Question

dr. williams dentist practice is open for 7 hours each day. his receptionist schedules appointments, 0.5 hrs for a cleaning and 1 hour to fill a cavity. he charges $40 for a cleaning and $95 for a filling. dr. williams cannot do more than 4 fills per day. find the number of each type of appointment that maximizes dr. williams income for the day.
variables:
constraints:
objective function:
vertices:
solution:

Explanation:

Variables:

Let \( x \) be the number of cleanings and \( y \) be the number of fillings.

Constraints:

1. Time constraint: Each cleaning takes \( 0.5 \) hours and each filling takes \( 1 \) hour. The total time per day is \( 7 \) hours. So, \( 0.5x + y \leq 7 \).
2. Filling limit: Dr. Williams cannot do more than \( 4 \) fills per day. So, \( y \leq 4 \).
3. Non - negativity: The number of cleanings and fillings cannot be negative. So, \( x\geq0 \) and \( y\geq0 \), and \( x,y \) are non - negative integers (since we can't have a fraction of an appointment).

Objective Function:

The income from cleanings is \( 40x \) dollars and from fillings is \( 95y \) dollars.

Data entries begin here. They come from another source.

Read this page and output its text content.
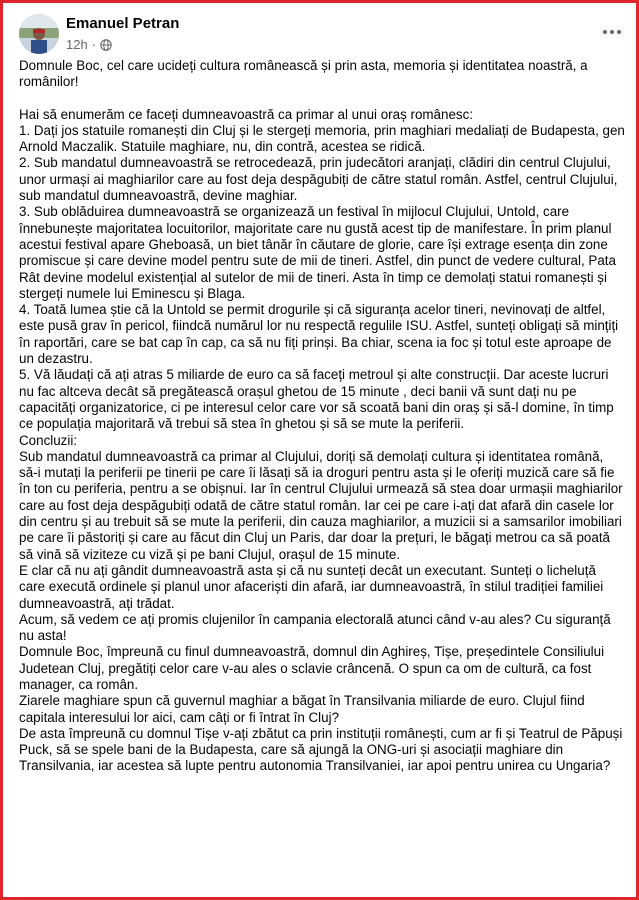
Emanuel Petran
12h ·

Domnule Boc, cel care ucideți cultura românească și prin asta, memoria și identitatea noastră, a românilor!

Hai să enumerăm ce faceți dumneavoastră ca primar al unui oraș românesc:
1. Dați jos statuile romanești din Cluj și le stergeți memoria, prin maghiari medaliați de Budapesta, gen Arnold Maczalik. Statuile maghiare, nu, din contră, acestea se ridică.
2. Sub mandatul dumneavoastră se retrocedează, prin judecători aranjați, clădiri din centrul Clujului, unor urmași ai maghiarilor care au fost deja despăgubiți de către statul român. Astfel, centrul Clujului, sub mandatul dumneavoastră, devine maghiar.
3. Sub oblăduirea dumneavoastră se organizează un festival în mijlocul Clujului, Untold, care înnebunește majoritatea locuitorilor, majoritate care nu gustă acest tip de manifestare. În prim planul acestui festival apare Gheboasă, un biet tânăr în căutare de glorie, care își extrage esența din zone promiscue și care devine model pentru sute de mii de tineri. Astfel, din punct de vedere cultural, Pata Rât devine modelul existențial al sutelor de mii de tineri. Asta în timp ce demolați statui romanești și stergeți numele lui Eminescu și Blaga.
4. Toată lumea știe că la Untold se permit drogurile și că siguranța acelor tineri, nevinovați de altfel, este pusă grav în pericol, fiindcă numărul lor nu respectă regulile ISU. Astfel, sunteți obligați să mințiți în raportări, care se bat cap în cap, ca să nu fiți prinși. Ba chiar, scena ia foc și totul este aproape de un dezastru.
5. Vă lăudați că ați atras 5 miliarde de euro ca să faceți metroul și alte construcții. Dar aceste lucruri nu fac altceva decât să pregătească orașul ghetou de 15 minute , deci banii vă sunt dați nu pe capacități organizatorice, ci pe interesul celor care vor să scoată bani din oraș și să-l domine, în timp ce populația majoritară vă trebui să stea în ghetou și să se mute la periferii.
Concluzii:
Sub mandatul dumneavoastră ca primar al Clujului, doriți să demolați cultura și identitatea română, să-i mutați la periferii pe tinerii pe care îi lăsați să ia droguri pentru asta și le oferiți muzică care să fie în ton cu periferia, pentru a se obișnui. Iar în centrul Clujului urmează să stea doar urmașii maghiarilor care au fost deja despăgubiți odată de către statul român. Iar cei pe care i-ați dat afară din casele lor din centru și au trebuit să se mute la periferii, din cauza maghiarilor, a muzicii si a samsarilor imobiliari pe care îi păstoriți și care au făcut din Cluj un Paris, dar doar la prețuri, le băgați metrou ca să poată să vină să viziteze cu viză și pe bani Clujul, orașul de 15 minute.
E clar că nu ați gândit dumneavoastră asta și că nu sunteți decât un executant. Sunteți o licheluță care execută ordinele și planul unor afaceriști din afară, iar dumneavoastră, în stilul tradiției familiei dumneavoastră, ați trădat.
Acum, să vedem ce ați promis clujenilor în campania electorală atunci când v-au ales? Cu siguranță nu asta!
Domnule Boc, împreună cu finul dumneavoastră, domnul din Aghireș, Tișe, președintele Consiliului Judetean Cluj, pregătiți celor care v-au ales o sclavie crâncenă. O spun ca om de cultură, ca fost manager, ca român.
Ziarele maghiare spun că guvernul maghiar a băgat în Transilvania miliarde de euro. Clujul fiind capitala interesului lor aici, cam câți or fi întrat în Cluj?
De asta împreună cu domnul Tișe v-ați zbătut ca prin instituții românești, cum ar fi și Teatrul de Păpuși Puck, să se spele bani de la Budapesta, care să ajungă la ONG-uri și asociații maghiare din Transilvania, iar acestea să lupte pentru autonomia Transilvaniei, iar apoi pentru unirea cu Ungaria?
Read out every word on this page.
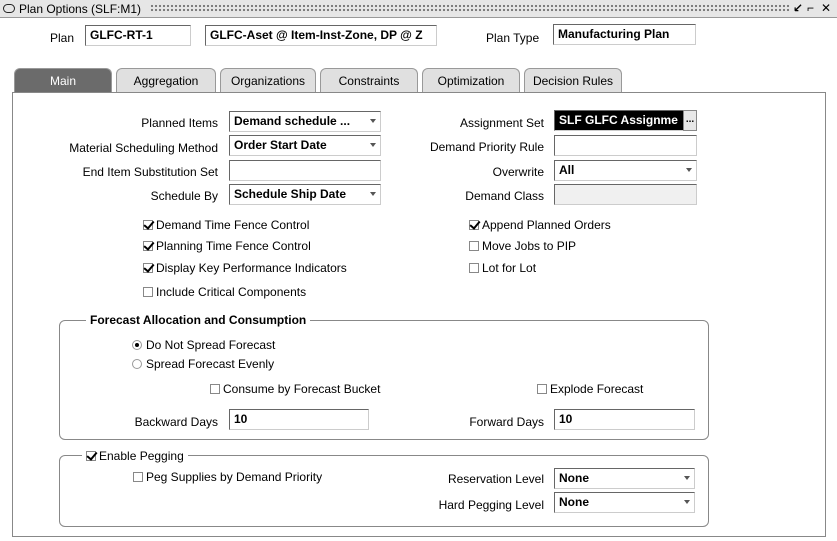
Plan Options (SLF:M1)	↙ ⌐ ✕
Plan	GLFC-RT-1	GLFC-Aset @ Item-Inst-Zone, DP @ Z	Plan Type	Manufacturing Plan
Main	Aggregation	Organizations	Constraints	Optimization	Decision Rules
Planned Items	Demand schedule ...
Material Scheduling Method	Order Start Date
End Item Substitution Set
Schedule By	Schedule Ship Date
Assignment Set	SLF GLFC Assignme ...
Demand Priority Rule
Overwrite	All
Demand Class
Demand Time Fence Control
Planning Time Fence Control
Display Key Performance Indicators
Include Critical Components
Append Planned Orders
Move Jobs to PIP
Lot for Lot
Forecast Allocation and Consumption
Do Not Spread Forecast
Spread Forecast Evenly
Consume by Forecast Bucket	Explode Forecast
Backward Days	10	Forward Days	10
Enable Pegging
Peg Supplies by Demand Priority	Reservation Level	None
Hard Pegging Level	None
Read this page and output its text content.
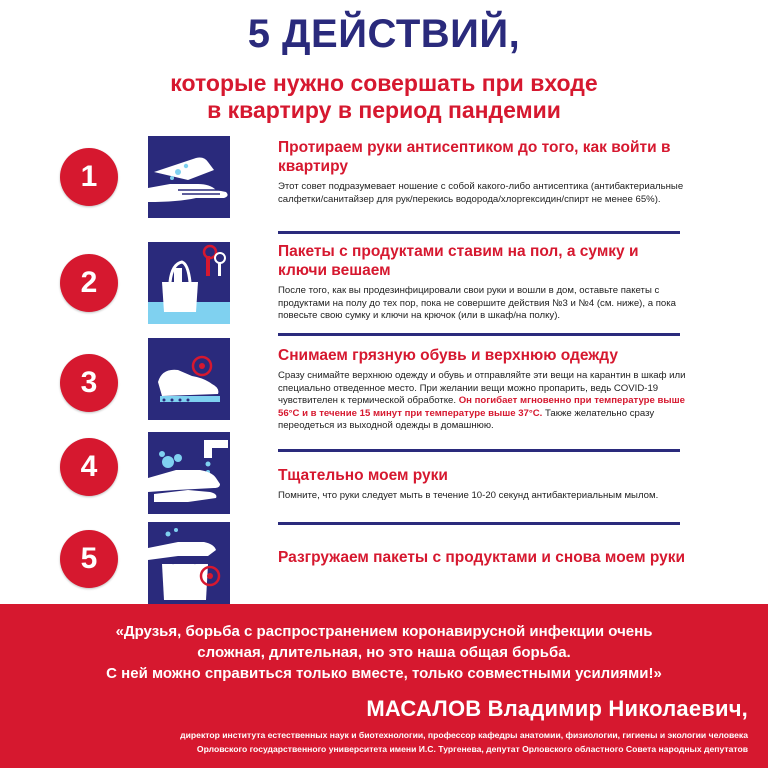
5 ДЕЙСТВИЙ,
которые нужно совершать при входе
в квартиру в период пандемии
1
Протираем руки антисептиком до того, как войти в квартиру
Этот совет подразумевает ношение с собой какого-либо антисептика (антибактериальные салфетки/санитайзер для рук/перекись водорода/хлоргексидин/спирт не менее 65%).
2
Пакеты с продуктами ставим на пол, а сумку и ключи вешаем
После того, как вы продезинфицировали свои руки и вошли в дом, оставьте пакеты с продуктами на полу до тех пор, пока не совершите действия №3 и №4 (см. ниже), а пока повесьте свою сумку и ключи на крючок (или в шкаф/на полку).
3
Снимаем грязную обувь и верхнюю одежду
Сразу снимайте верхнюю одежду и обувь и отправляйте эти вещи на карантин в шкаф или специально отведенное место. При желании вещи можно пропарить, ведь COVID-19 чувствителен к термической обработке. Он погибает мгновенно при температуре выше 56°С и в течение 15 минут при температуре выше 37°С. Также желательно сразу переодеться из выходной одежды в домашнюю.
4	Тщательно моем руки
Помните, что руки следует мыть в течение 10-20 секунд антибактериальным мылом.
5	Разгружаем пакеты с продуктами и снова моем руки
«Друзья, борьба с распространением коронавирусной инфекции очень
сложная, длительная, но это наша общая борьба.
С ней можно справиться только вместе, только совместными усилиями!»
МАСАЛОВ Владимир Николаевич,
директор института естественных наук и биотехнологии, профессор кафедры анатомии, физиологии, гигиены и экологии человека
Орловского государственного университета имени И.С. Тургенева, депутат Орловского областного Совета народных депутатов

The objective function to maximize is \( I = 40x+95y \), where \( I \) is the total income.

Vertices:

To find the vertices of the feasible region, we consider the intersection of the constraint lines:

• Intersection of \( y = 0 \) and \( 0.5x + y=7 \):

Substitute \( y = 0 \) into \( 0.5x + y = 7 \), we get \( 0.5x=7\Rightarrow x = 14 \). So, one vertex is \( (14,0) \).

• Intersection of \( y = 4 \) and \( 0.5x + y=7 \):

Substitute \( y = 4 \) into \( 0.5x + y=7 \), we have \( 0.5x+4 = 7\Rightarrow0.5x=3\Rightarrow x = 6 \). So, another vertex is \( (6,4) \).

• Intersection of \( y = 4 \) and \( x = 0 \): The vertex is \( (0,4) \).
• Intersection of \( x = 0 \) and \( y = 0 \): The vertex is \( (0,0) \).

Solution:

We evaluate the objective function \( I = 40x + 95y \) at each vertex:

• At \( (14,0) \): \( I=40\times14 + 95\times0=560\)
• At \( (6,4) \): \( I = 40\times6+95\times4=240 + 380=620\)
• At \( (0,4) \): \( I=40\times0+95\times4 = 380\)
• At \( (0,0) \): \( I=40\times0 + 95\times0=0\)

Since \( 620>560>380>0 \), the maximum income occurs when \( x = 6 \) (number of cleanings) and \( y = 4 \) (number of fillings).

Answer:

The number of cleanings is \( 6 \) and the number of fillings is \( 4 \) to maximize the income. The maximum income is \( \$620 \).